Christopher Bridges
“Do not confuse things that are hard with things that are valuable.” ~ James Clear
It’s a common fallacy that monitoring data pipelines, and other key performance data, is complicated or costly. Most of the time, it’s usually just not a priority… until something happens to make it vital.
The problem is that by the time you realize you need it, the damage has already been done. Important data pipelines don’t fail gently. They fail loudly, at scale, and usually at the worst possible moment. The result is long downtimes, missing or corrupted data, and a sudden search for accountability instead of answers.
Good News: This is Preventable
Creating a system to monitor and alert on problems with data pipelines or KPIs can be done simply with the advent of Looker Studio Pro connected to a monitoring data source.
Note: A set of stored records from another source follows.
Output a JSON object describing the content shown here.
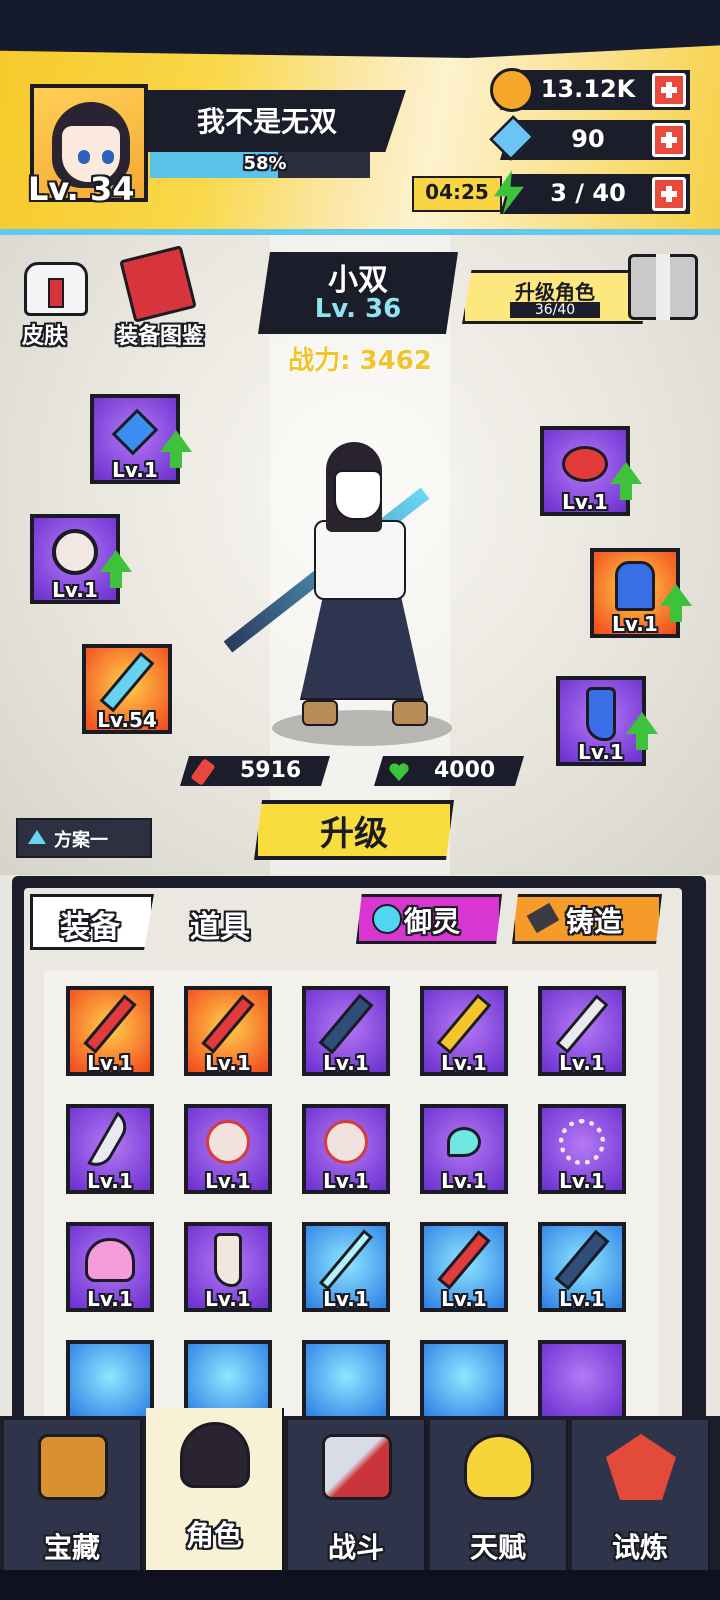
{
  "player": {
    "level": "Lv. 34",
    "name": "我不是无双",
    "exp_percent": "58%",
    "exp_fraction": 0.58
  },
  "resources": {
    "coins": "13.12K",
    "gems": "90",
    "stamina": "3 / 40",
    "stamina_timer": "04:25"
  },
  "shortcuts": {
    "skin_label": "皮肤",
    "codex_label": "装备图鉴"
  },
  "character": {
    "name": "小双",
    "level": "Lv. 36",
    "power": "战力: 3462",
    "attack": "5916",
    "hp": "4000"
  },
  "upgrade_character": {
    "label": "升级角色",
    "progress": "36/40"
  },
  "equipped": [
    {
      "slot": "necklace",
      "level": "Lv.1",
      "icon": "blue-gem-necklace-icon",
      "can_upgrade": true
    },
    {
      "slot": "ring",
      "level": "Lv.1",
      "icon": "charm-ring-icon",
      "can_upgrade": true
    },
    {
      "slot": "weapon",
      "level": "Lv.54",
      "icon": "blade-icon",
      "can_upgrade": false
    },
    {
      "slot": "helmet",
      "level": "Lv.1",
      "icon": "red-ribbon-icon",
      "can_upgrade": true
    },
    {
      "slot": "armor",
      "level": "Lv.1",
      "icon": "blue-gloves-icon",
      "can_upgrade": true
    },
    {
      "slot": "boots",
      "level": "Lv.1",
      "icon": "blue-boots-icon",
      "can_upgrade": true
    }
  ],
  "upgrade_button": "升级",
  "plan_label": "方案一",
  "bag": {
    "tab_equip": "装备",
    "tab_items": "道具",
    "yuling_label": "御灵",
    "forge_label": "铸造",
    "items": [
      {
        "level": "Lv.1",
        "icon": "red-sword-icon",
        "rarity": "orange"
      },
      {
        "level": "Lv.1",
        "icon": "red-sword-icon",
        "rarity": "orange"
      },
      {
        "level": "Lv.1",
        "icon": "jagged-blade-icon",
        "rarity": "purple"
      },
      {
        "level": "Lv.1",
        "icon": "golden-blade-icon",
        "rarity": "purple"
      },
      {
        "level": "Lv.1",
        "icon": "silver-blade-icon",
        "rarity": "purple"
      },
      {
        "level": "Lv.1",
        "icon": "curved-blade-icon",
        "rarity": "purple"
      },
      {
        "level": "Lv.1",
        "icon": "red-ring-icon",
        "rarity": "purple"
      },
      {
        "level": "Lv.1",
        "icon": "red-ring-icon",
        "rarity": "purple"
      },
      {
        "level": "Lv.1",
        "icon": "cyan-necklace-icon",
        "rarity": "purple"
      },
      {
        "level": "Lv.1",
        "icon": "bead-necklace-icon",
        "rarity": "purple"
      },
      {
        "level": "Lv.1",
        "icon": "pink-helmet-icon",
        "rarity": "purple"
      },
      {
        "level": "Lv.1",
        "icon": "brown-boots-icon",
        "rarity": "purple"
      },
      {
        "level": "Lv.1",
        "icon": "light-sword-icon",
        "rarity": "blue"
      },
      {
        "level": "Lv.1",
        "icon": "red-sword-icon",
        "rarity": "blue"
      },
      {
        "level": "Lv.1",
        "icon": "jagged-blade-icon",
        "rarity": "blue"
      }
    ]
  },
  "nav": [
    {
      "label": "宝藏",
      "icon": "treasure-chest-icon",
      "active": false
    },
    {
      "label": "角色",
      "icon": "character-portrait-icon",
      "active": true
    },
    {
      "label": "战斗",
      "icon": "crossed-swords-icon",
      "active": false
    },
    {
      "label": "天赋",
      "icon": "lightbulb-icon",
      "active": false
    },
    {
      "label": "试炼",
      "icon": "trial-emblem-icon",
      "active": false
    }
  ],
  "colors": {
    "accent_yellow": "#f9dd3f",
    "accent_blue": "#5bc3ea",
    "panel_dark": "#1b1d2b",
    "upgrade_green": "#3ec13b"
  }
}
Looker Studio Pro is the best kept secret for the most inexpensive and reliable alerting server
Two guiding principles in making a streamlined monitoring and alerting system:
- Simple sophistication – the “less is more” philosophy [Leonardo DaVinci, Steve Jobs]
- Move fast and break things – keep moving and fix things later [Mark Zuckerberg]
Three Alerting Paradigms
Monitoring and alerting systems for data pipeline issues, and for any KPIs, involve three functionality must-haves:
- Right timing: Detected as quickly as the situation requires. Distributed per agreed timing.
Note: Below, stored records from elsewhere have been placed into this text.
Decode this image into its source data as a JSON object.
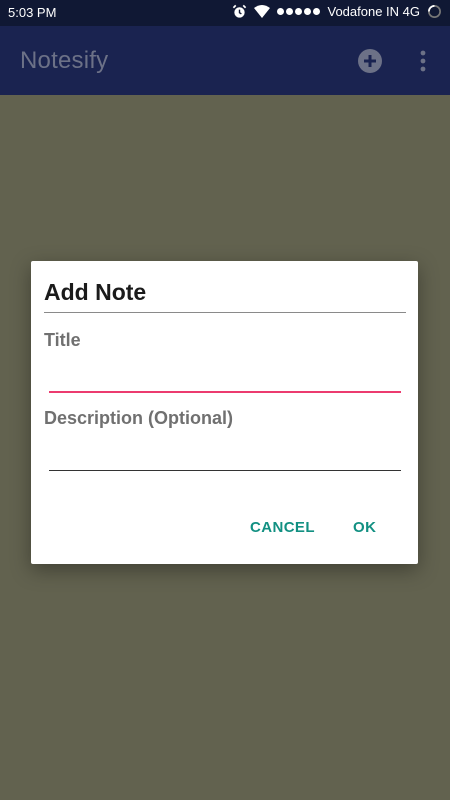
{
  "status_bar": {
    "time": "5:03 PM",
    "carrier": "Vodafone IN 4G",
    "icons": [
      "alarm-icon",
      "wifi-icon",
      "signal-dots",
      "loading-ring-icon"
    ]
  },
  "app_bar": {
    "title": "Notesify",
    "actions": [
      "add-circle-icon",
      "more-vert-icon"
    ]
  },
  "dialog": {
    "title": "Add Note",
    "title_field": {
      "label": "Title",
      "value": "",
      "placeholder": ""
    },
    "description_field": {
      "label": "Description (Optional)",
      "value": "",
      "placeholder": ""
    },
    "cancel_label": "CANCEL",
    "ok_label": "OK"
  },
  "colors": {
    "status_bar": "#101834",
    "app_bar": "#1a2350",
    "scrim_background": "#62624f",
    "accent_pink": "#ec3b6f",
    "button_teal": "#129082"
  }
}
- Right reasons: Detected for the conditions that match key business needs
- Right people: The people who need to act on the alert are notified, at the right time.
Rapid Development Building Blocks
- Source data (GA4, Amplitude, Google Sheet, many)
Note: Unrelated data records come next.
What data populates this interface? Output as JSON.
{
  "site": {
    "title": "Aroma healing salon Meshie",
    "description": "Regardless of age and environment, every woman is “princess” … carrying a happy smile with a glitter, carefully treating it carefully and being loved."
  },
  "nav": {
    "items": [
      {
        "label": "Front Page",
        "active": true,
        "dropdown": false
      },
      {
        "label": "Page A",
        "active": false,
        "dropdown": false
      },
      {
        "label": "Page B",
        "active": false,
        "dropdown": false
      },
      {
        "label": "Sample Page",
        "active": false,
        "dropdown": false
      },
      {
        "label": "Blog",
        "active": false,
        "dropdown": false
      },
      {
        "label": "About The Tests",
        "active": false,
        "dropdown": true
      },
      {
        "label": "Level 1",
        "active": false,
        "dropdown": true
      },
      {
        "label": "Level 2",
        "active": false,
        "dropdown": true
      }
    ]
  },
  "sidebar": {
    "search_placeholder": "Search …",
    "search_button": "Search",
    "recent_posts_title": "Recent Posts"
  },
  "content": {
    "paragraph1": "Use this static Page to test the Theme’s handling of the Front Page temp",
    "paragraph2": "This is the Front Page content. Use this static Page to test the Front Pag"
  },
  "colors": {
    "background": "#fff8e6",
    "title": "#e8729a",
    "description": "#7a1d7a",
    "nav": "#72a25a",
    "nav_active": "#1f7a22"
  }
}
- BigQuery (assumption is that you can query BQ for the Source Data)
- SQL
- Dataform
- Looker Studio Pro
If parts 1 and 2 (above) already exist, the system could be completed in 1-2 days.
The Monitoring and Alerting System
Alerting building blocks using Looker Studio Pro
Outline the Need
Describe the need in a hybrid data user story:
Responsible parties need to know when a severe issue happens, because of this scenario, and be sent/notified this information at this timing, so that these corrective steps are executed by these issue owners.
Example :
Our data engineers need to know when the data pipeline fails specifically for our daily SFTP file upload, because of either of these two scenarios: 1. missing files, 2. wonky data, and be sent/notified when this happens, each day from the time the first incident is discovered until it no longer occurs, every day at 8am, and receive a report that shows the problem data with data range of 7 days prior, with cause, so that our data engineering support team can contact the vendor for our files to fix the issues, reload fixed/new files, and keep the files available to our ML systems.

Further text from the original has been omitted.